When all is said and done, the “Dark Star” on the 1969 album Live Dead is truly a peak performance. This is great music for driving across the desert, by the way. Take this with you on your next trip to southern Utah and I’m sure you’ll agree!

Playing in the BandEurope ’72: The Complete Recordings (5/10/72)
One of my favorite Grateful Dead songs/jams is “Playing in the Band,” which began with a ten-beat melody given to Mickey Hart by the Indian music master Alla Rakha. Mickey and lyricist Robert Hunter turned it into a song for Mickey’s 1972 solo album Rolling Thunder (titled “The Main Ten (Playing n the Band)”, with the help of Grateful Dead guitarist Bob Weir. Bobby started playing it with the Grateful Dead in 1971, and beginning with the Europe ’72 tour the band opened up a section in the middle of the song for exploration and expansion. There’s a very cool studio performance on Bobby’s 1972 solo album Ace, but of course the live performances are where the real magic can be found.

The Dead played “Playing in the Band” at every one of the 22 shows on the Europe ’72 tour (and twice on 4/21/72, during the Beat Club TV taping), and from that time on it was one of the band’s most important vehicles to JAM ON. This one, recorded on May 10, 1972 in Amsterdam, goes to some very interesting places before the musicians reconvene and bring it home for a big finish.

Watkins Glen Soundcheck JamSo Many Roads (1965-1995), recorded 7/27/73
The Grateful Dead are pretty much the founding fathers of the “jam band” genre, of course. The band was famous for never playing anything the same way twice, and for combining a brilliant collection of original songs and borrowed tunes with wild and often beautiful group improvisations.

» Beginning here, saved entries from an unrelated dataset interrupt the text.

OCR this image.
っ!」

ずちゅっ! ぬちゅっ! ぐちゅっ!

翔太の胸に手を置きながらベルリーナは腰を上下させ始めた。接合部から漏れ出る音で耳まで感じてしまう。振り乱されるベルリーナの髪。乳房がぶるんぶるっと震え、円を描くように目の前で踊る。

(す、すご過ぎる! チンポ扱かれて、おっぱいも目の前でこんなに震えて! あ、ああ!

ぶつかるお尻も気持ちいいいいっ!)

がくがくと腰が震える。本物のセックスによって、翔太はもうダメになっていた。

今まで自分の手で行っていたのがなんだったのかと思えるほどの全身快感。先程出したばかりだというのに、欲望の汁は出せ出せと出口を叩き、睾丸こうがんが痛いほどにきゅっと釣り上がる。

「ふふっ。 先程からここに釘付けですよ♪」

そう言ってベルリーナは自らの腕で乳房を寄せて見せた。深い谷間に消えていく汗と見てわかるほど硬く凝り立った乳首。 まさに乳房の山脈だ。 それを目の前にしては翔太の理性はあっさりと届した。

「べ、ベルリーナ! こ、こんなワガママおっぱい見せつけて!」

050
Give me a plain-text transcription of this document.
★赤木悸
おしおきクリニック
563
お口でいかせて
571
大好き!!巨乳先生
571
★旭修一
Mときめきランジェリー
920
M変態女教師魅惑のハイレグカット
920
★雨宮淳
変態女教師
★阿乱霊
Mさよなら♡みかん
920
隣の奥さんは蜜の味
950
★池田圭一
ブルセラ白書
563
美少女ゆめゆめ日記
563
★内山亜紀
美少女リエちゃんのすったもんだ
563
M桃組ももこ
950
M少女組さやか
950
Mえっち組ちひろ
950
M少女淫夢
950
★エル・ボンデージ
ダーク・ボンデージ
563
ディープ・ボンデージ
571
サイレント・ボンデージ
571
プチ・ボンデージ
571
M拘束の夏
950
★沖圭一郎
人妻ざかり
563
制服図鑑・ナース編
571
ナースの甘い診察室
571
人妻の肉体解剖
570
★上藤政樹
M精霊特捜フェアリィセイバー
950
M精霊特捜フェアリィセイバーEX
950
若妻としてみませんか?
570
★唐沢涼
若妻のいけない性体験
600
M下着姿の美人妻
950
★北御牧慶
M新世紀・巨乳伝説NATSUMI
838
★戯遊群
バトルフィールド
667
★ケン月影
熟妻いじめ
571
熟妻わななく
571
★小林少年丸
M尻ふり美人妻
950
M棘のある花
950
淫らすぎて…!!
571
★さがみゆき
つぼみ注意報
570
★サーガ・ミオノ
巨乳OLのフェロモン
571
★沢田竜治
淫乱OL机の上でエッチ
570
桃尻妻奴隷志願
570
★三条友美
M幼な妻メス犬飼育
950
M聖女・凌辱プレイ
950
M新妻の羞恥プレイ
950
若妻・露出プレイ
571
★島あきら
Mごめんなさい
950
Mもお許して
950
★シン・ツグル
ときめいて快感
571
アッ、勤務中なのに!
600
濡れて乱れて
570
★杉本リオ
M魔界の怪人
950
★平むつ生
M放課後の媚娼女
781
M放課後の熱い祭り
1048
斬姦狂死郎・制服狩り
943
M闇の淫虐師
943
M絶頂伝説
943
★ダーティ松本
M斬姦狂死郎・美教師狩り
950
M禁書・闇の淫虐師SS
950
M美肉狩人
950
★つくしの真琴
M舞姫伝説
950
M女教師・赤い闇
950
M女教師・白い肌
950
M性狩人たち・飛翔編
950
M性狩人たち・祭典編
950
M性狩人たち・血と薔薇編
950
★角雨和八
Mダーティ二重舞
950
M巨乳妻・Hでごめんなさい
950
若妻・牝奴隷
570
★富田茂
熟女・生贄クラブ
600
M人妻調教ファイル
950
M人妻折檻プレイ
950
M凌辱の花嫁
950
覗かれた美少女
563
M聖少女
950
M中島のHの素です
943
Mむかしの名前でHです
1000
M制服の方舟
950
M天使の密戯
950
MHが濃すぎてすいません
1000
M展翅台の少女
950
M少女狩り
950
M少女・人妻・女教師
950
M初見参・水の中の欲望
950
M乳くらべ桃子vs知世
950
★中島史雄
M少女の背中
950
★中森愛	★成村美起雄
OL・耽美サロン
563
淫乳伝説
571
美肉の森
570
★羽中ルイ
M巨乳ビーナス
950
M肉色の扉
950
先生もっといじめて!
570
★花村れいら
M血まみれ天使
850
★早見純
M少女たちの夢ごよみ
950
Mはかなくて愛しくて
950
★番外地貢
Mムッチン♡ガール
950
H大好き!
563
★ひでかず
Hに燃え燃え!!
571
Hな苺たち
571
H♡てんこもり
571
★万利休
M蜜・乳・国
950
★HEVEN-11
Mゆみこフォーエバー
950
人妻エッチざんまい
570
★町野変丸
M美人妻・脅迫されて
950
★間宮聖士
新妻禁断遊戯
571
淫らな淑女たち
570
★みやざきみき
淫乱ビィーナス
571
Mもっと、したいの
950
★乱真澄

Nobody else did things quite the way the Grateful Dead did ’em.

The Dead played a gigantic show in July of 1973 at the Watkins Glen Raceway in upstate New York on a bill with the Band and the Allman Brothers. The crowds were so huge waiting to get in that the promoters opened the place up a day early, and the sound check turned out to be a performance of sorts. So some several thousand fans were lucky to be on the premises when the Dead played this amazing bit of pure improvisation. The tape cuts in as the jam is beginning, but it seems pretty clear that this music did not emerge from a song – it’s just pure free-form. My co-producers and I all agreed that this jam belonged in the boxed set So Many Roads (1965-1995), and we gave it a very straightforward title: “Watkins Glen Soundcheck Jam.” It’s a thing of beauty, utterly unique in Grateful Dead history.

Beautiful JamSo Many Roads (1965-1995), recorded 2/18/71
The Grateful Dead were famous for their great original songs, unique interpretations of other people’s songs, and of course for making up brand-new music onstage in real time – the very definition of the word “jam.” I would like to share with you one of the sweetest piece of music I have ever heard, by anyone in any genre. It was performed at the Capitol Theater on February 18, 1971, coming out of the very first public performance of “Wharf Rat,” deep in the second set. I just fell in love with this the first time I ever heard it.

I had a chance to play this for Phil Lesh when he appeared on my radio show in Berkeley a while back, and it was really a treat to watch his face when he heard it for the first time since the band played it. This is a showcase for the sweetness of Jerry Garcia’s lead guitar and the sensitivity of the group mind that created it on the fly.